The suitors were Raymond Smith and Ivan Seidenberg, CEOs of telephone gargantuans Bell Atlantic and NYNEX. Their moment came in February as they watched Bill Clinton sign the Telecommunications Act of 1996, which paved the way for last week's $22 billion merger of Bell Atlantic and NYNEX. The new company, to be called Bell Atlantic, will have revenues of nearly $27 billion, second only to those of AT&T in the business, and will offer a wealth of data services to about 36 million East Coast customers--some 22% of all U.S. subscribers.
The deal, which comes just weeks after the $17 billion-merger announcement of Pacific Telesis and SBC Communications (ne Southwestern Bell), confirms that the Baby Bells have hit their Terrible Teens. Now, 12 years after the Federal Government broke up Ma Bell, deregulation and the digital era have transformed the info-delivery business. Cable companies will offer phone service, the Bells will pump Stallone flicks down your phone lines and satellite moguls will do battle from the air.
It's anybody's ball game, but the bigger you are, the easier the game is to play--especially if you're a telco needing vast capital to upgrade your network to compete with data-rich cable lines that are already connected to many homes. Says Ken Zita, managing partner of Network Dynamics, a New York City-based telephone specialist: "I see a future where no more than five or six giant phone companies will dominate the landscape."
Is this good news for anyone other than, say, five or six giant phone companies? "The world will be a much simpler place for consumers," argues NYNEX's Seidenberg, "with more choices, more services and more products united under a single roof and unified brand." Seidenberg says phone bills should deflate as the companies merge their billing and cut their labor costs; thousands of jobs will be downsized in the Bell Atlantic/NYNEX upsizing.

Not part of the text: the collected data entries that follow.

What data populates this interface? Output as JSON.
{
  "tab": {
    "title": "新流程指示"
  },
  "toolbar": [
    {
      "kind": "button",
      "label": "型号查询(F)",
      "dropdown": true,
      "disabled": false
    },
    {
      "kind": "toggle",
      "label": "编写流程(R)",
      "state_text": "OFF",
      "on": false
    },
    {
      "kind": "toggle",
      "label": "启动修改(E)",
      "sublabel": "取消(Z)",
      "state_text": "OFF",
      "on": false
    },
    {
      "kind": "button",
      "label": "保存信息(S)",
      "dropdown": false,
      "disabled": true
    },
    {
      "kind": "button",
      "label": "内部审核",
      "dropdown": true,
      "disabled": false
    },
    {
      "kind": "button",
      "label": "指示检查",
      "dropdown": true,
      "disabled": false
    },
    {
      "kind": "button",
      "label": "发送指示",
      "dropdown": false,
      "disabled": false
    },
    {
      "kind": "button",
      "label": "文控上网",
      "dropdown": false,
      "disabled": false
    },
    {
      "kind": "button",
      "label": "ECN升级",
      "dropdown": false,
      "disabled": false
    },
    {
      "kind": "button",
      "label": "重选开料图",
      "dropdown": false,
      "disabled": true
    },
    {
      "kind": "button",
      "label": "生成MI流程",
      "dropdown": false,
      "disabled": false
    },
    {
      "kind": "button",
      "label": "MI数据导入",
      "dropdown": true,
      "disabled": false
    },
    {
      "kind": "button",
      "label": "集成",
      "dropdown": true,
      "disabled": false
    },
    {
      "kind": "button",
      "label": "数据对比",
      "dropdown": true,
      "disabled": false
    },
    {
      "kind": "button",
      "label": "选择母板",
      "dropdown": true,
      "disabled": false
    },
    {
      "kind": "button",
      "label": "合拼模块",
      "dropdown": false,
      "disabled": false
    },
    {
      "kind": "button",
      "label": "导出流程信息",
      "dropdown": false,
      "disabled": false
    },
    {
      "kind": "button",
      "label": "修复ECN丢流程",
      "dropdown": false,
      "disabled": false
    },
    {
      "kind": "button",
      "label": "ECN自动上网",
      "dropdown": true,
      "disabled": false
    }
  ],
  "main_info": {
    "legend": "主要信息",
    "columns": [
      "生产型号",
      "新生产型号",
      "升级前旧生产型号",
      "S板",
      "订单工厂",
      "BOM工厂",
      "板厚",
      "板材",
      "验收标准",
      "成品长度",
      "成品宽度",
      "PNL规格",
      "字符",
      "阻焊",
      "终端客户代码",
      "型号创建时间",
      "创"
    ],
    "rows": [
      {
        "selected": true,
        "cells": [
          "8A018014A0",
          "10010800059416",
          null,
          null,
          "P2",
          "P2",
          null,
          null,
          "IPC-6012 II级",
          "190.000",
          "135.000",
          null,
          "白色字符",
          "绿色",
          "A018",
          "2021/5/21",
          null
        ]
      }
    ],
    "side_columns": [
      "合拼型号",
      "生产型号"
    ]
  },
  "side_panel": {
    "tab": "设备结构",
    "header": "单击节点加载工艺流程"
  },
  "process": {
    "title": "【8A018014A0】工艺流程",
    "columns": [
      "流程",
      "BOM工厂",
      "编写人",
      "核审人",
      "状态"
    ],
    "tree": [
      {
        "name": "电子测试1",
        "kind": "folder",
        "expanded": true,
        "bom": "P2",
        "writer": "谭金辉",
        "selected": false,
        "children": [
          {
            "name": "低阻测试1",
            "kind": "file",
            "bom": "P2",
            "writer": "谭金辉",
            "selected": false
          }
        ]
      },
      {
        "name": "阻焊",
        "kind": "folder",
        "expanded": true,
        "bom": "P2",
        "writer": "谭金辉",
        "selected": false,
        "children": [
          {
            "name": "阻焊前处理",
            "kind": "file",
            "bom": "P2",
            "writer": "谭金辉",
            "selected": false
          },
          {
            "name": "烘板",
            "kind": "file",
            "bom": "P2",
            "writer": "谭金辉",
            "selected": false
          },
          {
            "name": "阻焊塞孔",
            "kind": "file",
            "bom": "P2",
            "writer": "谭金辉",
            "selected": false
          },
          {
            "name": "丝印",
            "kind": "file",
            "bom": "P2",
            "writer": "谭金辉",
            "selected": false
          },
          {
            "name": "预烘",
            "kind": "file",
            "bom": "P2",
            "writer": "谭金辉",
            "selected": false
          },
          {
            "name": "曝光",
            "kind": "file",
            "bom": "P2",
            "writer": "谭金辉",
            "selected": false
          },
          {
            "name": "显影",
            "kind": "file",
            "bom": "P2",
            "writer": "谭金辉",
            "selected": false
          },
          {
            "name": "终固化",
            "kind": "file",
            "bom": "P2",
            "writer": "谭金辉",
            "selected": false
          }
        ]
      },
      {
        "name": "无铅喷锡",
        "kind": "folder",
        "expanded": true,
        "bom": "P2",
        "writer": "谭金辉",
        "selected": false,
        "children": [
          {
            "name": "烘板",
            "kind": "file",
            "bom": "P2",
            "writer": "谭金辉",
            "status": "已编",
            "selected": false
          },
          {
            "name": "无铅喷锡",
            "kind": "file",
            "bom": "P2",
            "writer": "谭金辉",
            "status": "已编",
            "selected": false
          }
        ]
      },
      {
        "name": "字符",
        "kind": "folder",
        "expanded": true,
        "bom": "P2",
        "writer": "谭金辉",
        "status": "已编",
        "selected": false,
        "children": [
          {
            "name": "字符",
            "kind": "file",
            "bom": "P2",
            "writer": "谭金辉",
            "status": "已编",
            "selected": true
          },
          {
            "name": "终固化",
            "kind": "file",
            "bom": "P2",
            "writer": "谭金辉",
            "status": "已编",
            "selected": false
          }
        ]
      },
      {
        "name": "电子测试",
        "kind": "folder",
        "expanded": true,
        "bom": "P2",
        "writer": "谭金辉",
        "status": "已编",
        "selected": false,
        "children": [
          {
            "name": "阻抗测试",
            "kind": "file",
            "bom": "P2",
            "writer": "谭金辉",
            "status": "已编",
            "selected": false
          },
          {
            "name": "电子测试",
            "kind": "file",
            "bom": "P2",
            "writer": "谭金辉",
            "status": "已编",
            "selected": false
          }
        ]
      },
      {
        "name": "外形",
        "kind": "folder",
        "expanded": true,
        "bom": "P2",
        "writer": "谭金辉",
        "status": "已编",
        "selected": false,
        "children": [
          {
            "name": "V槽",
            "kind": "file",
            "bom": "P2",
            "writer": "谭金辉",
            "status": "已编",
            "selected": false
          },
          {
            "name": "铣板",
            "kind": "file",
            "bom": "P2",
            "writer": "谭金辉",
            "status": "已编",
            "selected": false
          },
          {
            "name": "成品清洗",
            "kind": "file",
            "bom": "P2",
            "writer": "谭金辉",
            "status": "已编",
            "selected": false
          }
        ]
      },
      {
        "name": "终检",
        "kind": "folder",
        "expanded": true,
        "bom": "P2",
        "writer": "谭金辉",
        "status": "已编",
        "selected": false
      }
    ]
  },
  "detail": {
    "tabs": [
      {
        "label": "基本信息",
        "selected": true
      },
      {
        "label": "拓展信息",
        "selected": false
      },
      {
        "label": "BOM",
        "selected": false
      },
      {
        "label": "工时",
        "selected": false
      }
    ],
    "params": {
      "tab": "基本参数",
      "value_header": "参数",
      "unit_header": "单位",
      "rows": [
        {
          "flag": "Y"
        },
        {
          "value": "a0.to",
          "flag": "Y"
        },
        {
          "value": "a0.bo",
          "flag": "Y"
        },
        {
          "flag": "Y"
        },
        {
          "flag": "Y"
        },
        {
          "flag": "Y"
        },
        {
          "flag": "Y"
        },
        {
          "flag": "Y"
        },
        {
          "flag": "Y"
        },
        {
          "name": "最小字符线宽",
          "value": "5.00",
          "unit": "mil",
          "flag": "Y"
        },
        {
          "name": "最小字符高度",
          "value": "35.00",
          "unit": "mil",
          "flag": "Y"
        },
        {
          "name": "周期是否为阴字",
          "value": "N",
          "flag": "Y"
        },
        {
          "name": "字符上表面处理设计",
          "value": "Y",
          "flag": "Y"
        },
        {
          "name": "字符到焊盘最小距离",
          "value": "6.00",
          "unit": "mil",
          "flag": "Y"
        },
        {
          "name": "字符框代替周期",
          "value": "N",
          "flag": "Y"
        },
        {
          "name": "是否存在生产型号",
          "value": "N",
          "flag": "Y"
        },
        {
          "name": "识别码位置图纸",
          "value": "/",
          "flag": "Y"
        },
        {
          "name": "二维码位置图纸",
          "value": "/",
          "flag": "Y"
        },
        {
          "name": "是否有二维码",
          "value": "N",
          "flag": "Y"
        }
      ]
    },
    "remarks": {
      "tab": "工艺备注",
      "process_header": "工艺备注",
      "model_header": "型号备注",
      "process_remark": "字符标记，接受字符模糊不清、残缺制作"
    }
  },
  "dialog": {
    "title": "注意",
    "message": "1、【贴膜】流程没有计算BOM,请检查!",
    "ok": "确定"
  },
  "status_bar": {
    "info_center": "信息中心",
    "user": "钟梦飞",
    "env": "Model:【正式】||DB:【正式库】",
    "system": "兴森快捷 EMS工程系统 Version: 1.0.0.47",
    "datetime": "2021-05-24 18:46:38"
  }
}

Such hymns to synergy grate on the loose coalition of consumer advocates, labor and industry groups fighting the merger. "The industry is moving in the exact opposite direction of competition," fumes Bradley Stillman of the Consumer Federation of America. He may not be factoring in the World Wide Web, the information network that links computers and perhaps eventually phones and televisions. Bell Atlantic, says Smith, will offer Internet access and Web-based software even as it fights for long-distance, cellular and wireless turf. "This is not going to be a fight over plain old telephones," he vows. "We're going to battle for the Web crowd."
So will MCI, AT&T, TCI, Time Warner and countless others. Bewildering? Sure, but also very competitive. He who offers the best service at the lowest price will win 21st century Americans' hearts and monthly subscription fees.